Emisyon primi, payın şirket esas sözleşmesinde belirlenmiş olan itibari değerini aşan bir bedelle ihraç edilmesi durumunda, itibari değeri aşan kısmı olarak tanımlanıyor. Bu yazımızda, emisyon priminin vergilendirilmesi ve bu konu ile bağlantılı olan güncel gelişmeleri ele alacağız.
Emisyon primi, kurumlar vergisinden istisna tutulan bir kazanç kalemi olarak kabul ediliyor. Dolayısıyla, şirketlerin emisyon primli pay ihraç etmeleri durumunda emisyon primine yönelik herhangi bir vergi ödeme yükümlülükleri bulunmuyor.

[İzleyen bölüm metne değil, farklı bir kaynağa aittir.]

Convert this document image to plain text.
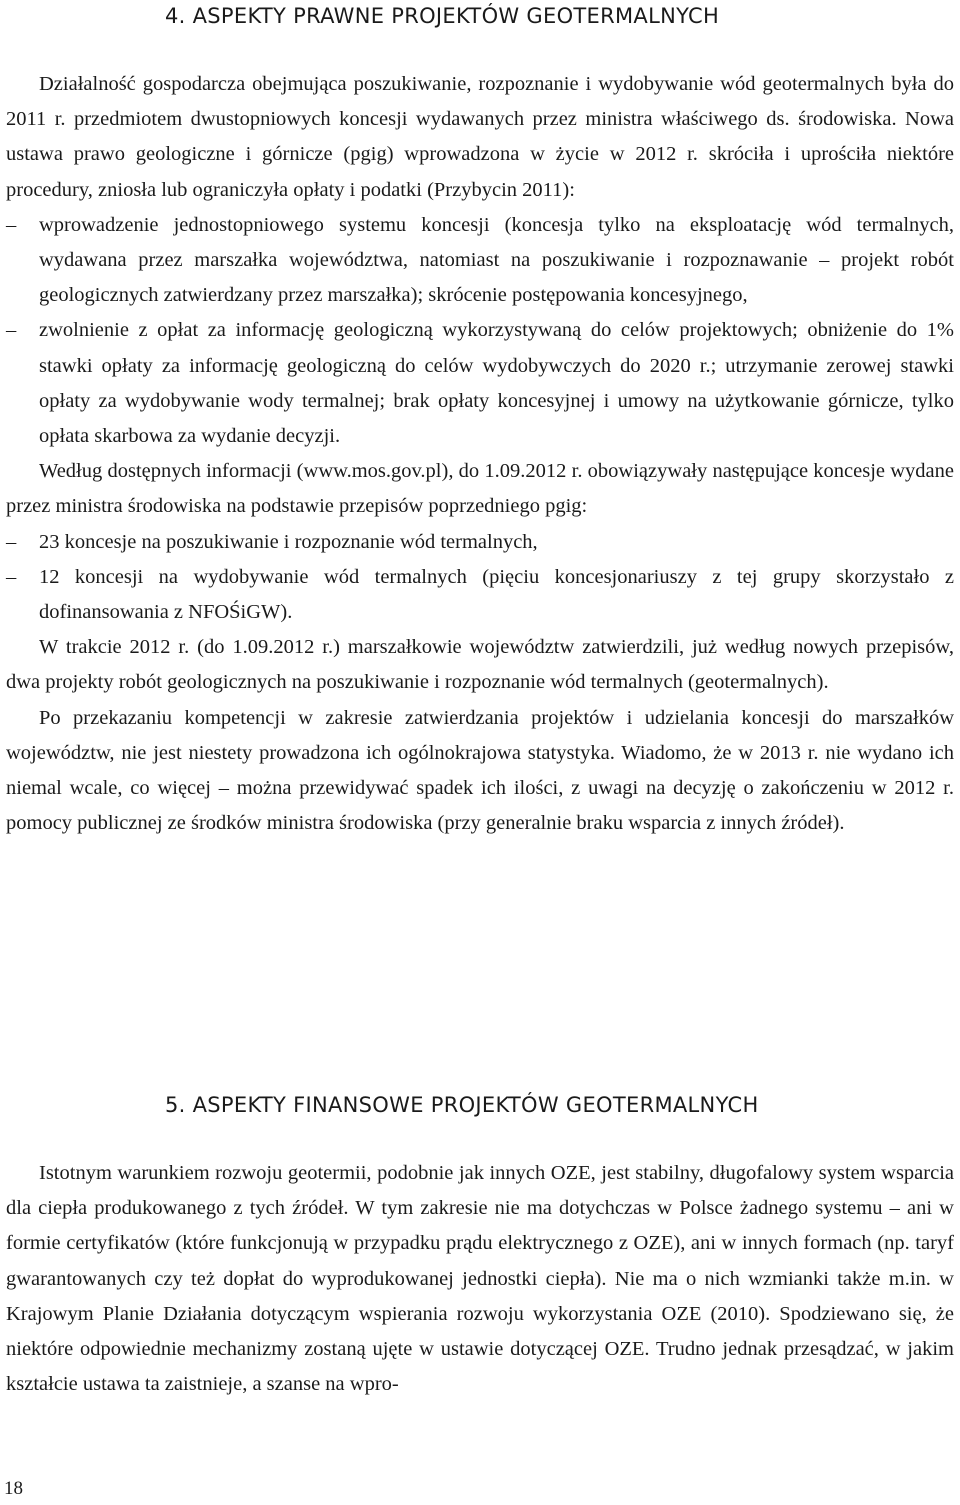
4. ASPEKTY PRAWNE PROJEKTÓW GEOTERMALNYCH

Działalność gospodarcza obejmująca poszukiwanie, rozpoznanie i wydobywanie wód geotermalnych była do 2011 r. przedmiotem dwustopniowych koncesji wydawanych przez ministra właściwego ds. środowiska. Nowa ustawa prawo geologiczne i górnicze (pgig) wprowadzona w życie w 2012 r. skróciła i uprościła niektóre procedury, zniosła lub ograniczyła opłaty i podatki (Przybycin 2011):

– wprowadzenie jednostopniowego systemu koncesji (koncesja tylko na eksploatację wód termalnych, wydawana przez marszałka województwa, natomiast na poszukiwanie i rozpoznawanie – projekt robót geologicznych zatwierdzany przez marszałka); skrócenie postępowania koncesyjnego,

– zwolnienie z opłat za informację geologiczną wykorzystywaną do celów projektowych; obniżenie do 1% stawki opłaty za informację geologiczną do celów wydobywczych do 2020 r.; utrzymanie zerowej stawki opłaty za wydobywanie wody termalnej; brak opłaty koncesyjnej i umowy na użytkowanie górnicze, tylko opłata skarbowa za wydanie decyzji.

Według dostępnych informacji (www.mos.gov.pl), do 1.09.2012 r. obowiązywały następujące koncesje wydane przez ministra środowiska na podstawie przepisów poprzedniego pgig:

– 23 koncesje na poszukiwanie i rozpoznanie wód termalnych,

– 12 koncesji na wydobywanie wód termalnych (pięciu koncesjonariuszy z tej grupy skorzystało z dofinansowania z NFOŚiGW).

W trakcie 2012 r. (do 1.09.2012 r.) marszałkowie województw zatwierdzili, już według nowych przepisów, dwa projekty robót geologicznych na poszukiwanie i rozpoznanie wód termalnych (geotermalnych).

Po przekazaniu kompetencji w zakresie zatwierdzania projektów i udzielania koncesji do marszałków województw, nie jest niestety prowadzona ich ogólnokrajowa statystyka. Wiadomo, że w 2013 r. nie wydano ich niemal wcale, co więcej – można przewidywać spadek ich ilości, z uwagi na decyzję o zakończeniu w 2012 r. pomocy publicznej ze środków ministra środowiska (przy generalnie braku wsparcia z innych źródeł).

5. ASPEKTY FINANSOWE PROJEKTÓW GEOTERMALNYCH

Istotnym warunkiem rozwoju geotermii, podobnie jak innych OZE, jest stabilny, długofalowy system wsparcia dla ciepła produkowanego z tych źródeł. W tym zakresie nie ma dotychczas w Polsce żadnego systemu – ani w formie certyfikatów (które funkcjonują w przypadku prądu elektrycznego z OZE), ani w innych formach (np. taryf gwarantowanych czy też dopłat do wyprodukowanej jednostki ciepła). Nie ma o nich wzmianki także m.in. w Krajowym Planie Działania dotyczącym wspierania rozwoju wykorzystania OZE (2010). Spodziewano się, że niektóre odpowiednie mechanizmy zostaną ujęte w ustawie dotyczącej OZE. Trudno jednak przesądzać, w jakim kształcie ustawa ta zaistnieje, a szanse na wpro-

18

Türk Ticaret Kanunu’nda yeni payların çıkarılması sonucunda elde edilen primin, çıkarma giderleri, itfa karşılıkları ve hayır amaçlı ödemeler için kullanılmamış bulunan kısmının genel kanuni yedek akçe olarak ayrılacağı öngörülüyor. Buradan hareketle, emisyon primi uygulamada sermaye yedeği yani kanuni yedek akçe hesabı altında takip ediliyor. Gelir İdaresi Başkanlığı tarafından yayımlanmış olan Tek Düzen Hesap Planı kapsamında emisyon primlerinin “520- Hisse Senetleri İhraç Primleri” başlığı altında muhasebeleştirildiği görülüyor. Bu kapsamda, emisyon primleri gelir hesapları ile ilişkilendirilmiyor ve gelir tablosu hesaplarına aktarılmıyor. Dolayısıyla, emisyon primi, Gelir İdaresi Başkanlığı tarafından vergiye tabi bir kazanç kalemi olarak nitelendirilmiyor.
Emisyon priminin vergilendirilmesi konusundaki yargı kararlarını ele alırsak, 2009 tarihli bir Danıştay kararında emisyon priminin kazanç niteliğinde değerlendirmediğini, 2001 tarihli bir Yargıtay kararında da emisyon priminin, şirket pay sahiplerine dağıtılması gereken gerçek anlamda bir dönem kârı olarak değerlendirilmediğini görüyoruz. Dolayısıyla, yargı kararları ve mevzuattaki düzenlemeler birlikte değerlendirildiğinde,........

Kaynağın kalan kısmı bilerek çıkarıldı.